Engineering Periodontal Tissue Regeneration with the Use of a Novel Periostin Electrospun Scaffold
Master of Engineering Science
Dr. Douglas Hamilton
Clinical therapies for the treatment of periodontitis are unable to reproducibly stimulate regeneration of the periodontium. We assessed the use of a novel electrospun type I collagen scaffold containing recombinant periostin to stimulate regeneration of the periodontal ligament (PDL) and bone. Human PDL cells demonstrated the ability to form a mineralized matrix in vitro and reduced osteogenic potential with increased donor age. In vitro analysis indicated scaffolds were biocompatible, however, periostin did not significantly influence adhesion or growth. In the healing of fenestration defects in rats, type I collagen scaffolds (with and without periostin) initially delayed cell infiltration and increased M2 macrophage recruitment, indicating either an elevated healing response or foreign body reaction.

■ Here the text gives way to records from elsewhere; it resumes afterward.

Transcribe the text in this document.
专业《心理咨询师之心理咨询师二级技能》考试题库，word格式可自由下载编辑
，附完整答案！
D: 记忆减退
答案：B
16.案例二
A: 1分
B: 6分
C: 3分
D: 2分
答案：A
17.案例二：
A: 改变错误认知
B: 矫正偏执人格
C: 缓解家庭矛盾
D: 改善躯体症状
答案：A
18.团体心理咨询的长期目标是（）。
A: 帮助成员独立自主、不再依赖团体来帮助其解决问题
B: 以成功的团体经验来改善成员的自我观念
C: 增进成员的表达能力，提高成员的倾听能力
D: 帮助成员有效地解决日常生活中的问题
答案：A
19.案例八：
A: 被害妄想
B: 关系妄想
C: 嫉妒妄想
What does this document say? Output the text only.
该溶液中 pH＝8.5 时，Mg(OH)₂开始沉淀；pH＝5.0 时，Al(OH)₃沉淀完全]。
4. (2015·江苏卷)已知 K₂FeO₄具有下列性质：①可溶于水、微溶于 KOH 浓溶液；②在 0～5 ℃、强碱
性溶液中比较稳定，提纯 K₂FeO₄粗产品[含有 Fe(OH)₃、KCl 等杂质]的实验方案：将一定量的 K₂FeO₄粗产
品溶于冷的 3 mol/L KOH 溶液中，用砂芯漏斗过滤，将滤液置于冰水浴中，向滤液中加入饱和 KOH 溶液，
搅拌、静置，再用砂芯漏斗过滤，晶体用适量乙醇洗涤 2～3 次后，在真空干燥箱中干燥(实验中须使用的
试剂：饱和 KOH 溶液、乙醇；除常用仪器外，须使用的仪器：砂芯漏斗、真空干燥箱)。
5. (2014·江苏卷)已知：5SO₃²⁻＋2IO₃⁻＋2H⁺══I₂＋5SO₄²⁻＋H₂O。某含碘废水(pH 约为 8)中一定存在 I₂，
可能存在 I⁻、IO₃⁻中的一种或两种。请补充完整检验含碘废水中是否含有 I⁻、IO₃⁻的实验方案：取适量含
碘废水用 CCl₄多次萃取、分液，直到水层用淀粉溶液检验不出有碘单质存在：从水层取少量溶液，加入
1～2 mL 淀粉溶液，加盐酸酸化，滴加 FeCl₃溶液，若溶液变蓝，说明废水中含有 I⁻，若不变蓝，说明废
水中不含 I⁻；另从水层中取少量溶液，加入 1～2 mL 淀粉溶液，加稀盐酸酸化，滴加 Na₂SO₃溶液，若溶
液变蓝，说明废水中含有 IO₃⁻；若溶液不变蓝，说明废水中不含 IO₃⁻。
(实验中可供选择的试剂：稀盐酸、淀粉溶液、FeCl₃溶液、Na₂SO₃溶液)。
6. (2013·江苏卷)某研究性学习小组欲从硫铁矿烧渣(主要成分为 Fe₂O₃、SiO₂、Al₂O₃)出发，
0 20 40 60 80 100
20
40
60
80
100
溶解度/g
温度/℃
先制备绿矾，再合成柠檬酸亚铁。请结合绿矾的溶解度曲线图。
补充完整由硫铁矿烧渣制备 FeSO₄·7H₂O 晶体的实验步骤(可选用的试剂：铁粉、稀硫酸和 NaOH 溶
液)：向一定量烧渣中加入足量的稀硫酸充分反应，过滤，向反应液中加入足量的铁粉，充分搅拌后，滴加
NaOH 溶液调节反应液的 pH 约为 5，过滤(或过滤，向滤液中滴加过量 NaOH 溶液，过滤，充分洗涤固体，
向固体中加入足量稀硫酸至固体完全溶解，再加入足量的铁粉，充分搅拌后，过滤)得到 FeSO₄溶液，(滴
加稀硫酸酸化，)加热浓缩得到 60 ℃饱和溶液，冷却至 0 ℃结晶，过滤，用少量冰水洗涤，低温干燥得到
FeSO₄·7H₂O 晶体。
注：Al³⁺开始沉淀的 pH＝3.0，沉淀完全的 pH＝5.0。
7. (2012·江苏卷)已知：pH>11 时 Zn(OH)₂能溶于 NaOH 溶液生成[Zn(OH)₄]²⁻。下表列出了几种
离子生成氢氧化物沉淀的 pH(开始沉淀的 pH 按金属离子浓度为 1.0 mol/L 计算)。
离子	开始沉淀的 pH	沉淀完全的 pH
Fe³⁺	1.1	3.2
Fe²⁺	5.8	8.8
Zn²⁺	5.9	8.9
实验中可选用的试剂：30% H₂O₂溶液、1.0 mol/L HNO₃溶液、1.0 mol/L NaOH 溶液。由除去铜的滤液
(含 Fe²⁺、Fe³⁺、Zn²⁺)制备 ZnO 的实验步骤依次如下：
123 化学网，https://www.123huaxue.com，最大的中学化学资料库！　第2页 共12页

The incorporation of periostin into scaffolds had a limited effect on inflammation, collagen synthesis, and bone formation in vivo. Further optimization of periostin concentration and/or scaffold design is required to determine whether recombinant periostin influences periodontal healing.
Creber, Kendal I., "Engineering Periodontal Tissue Regeneration with the Use of a Novel Periostin Electrospun Scaffold" (2015). Electronic Thesis and Dissertation Repository. 2731.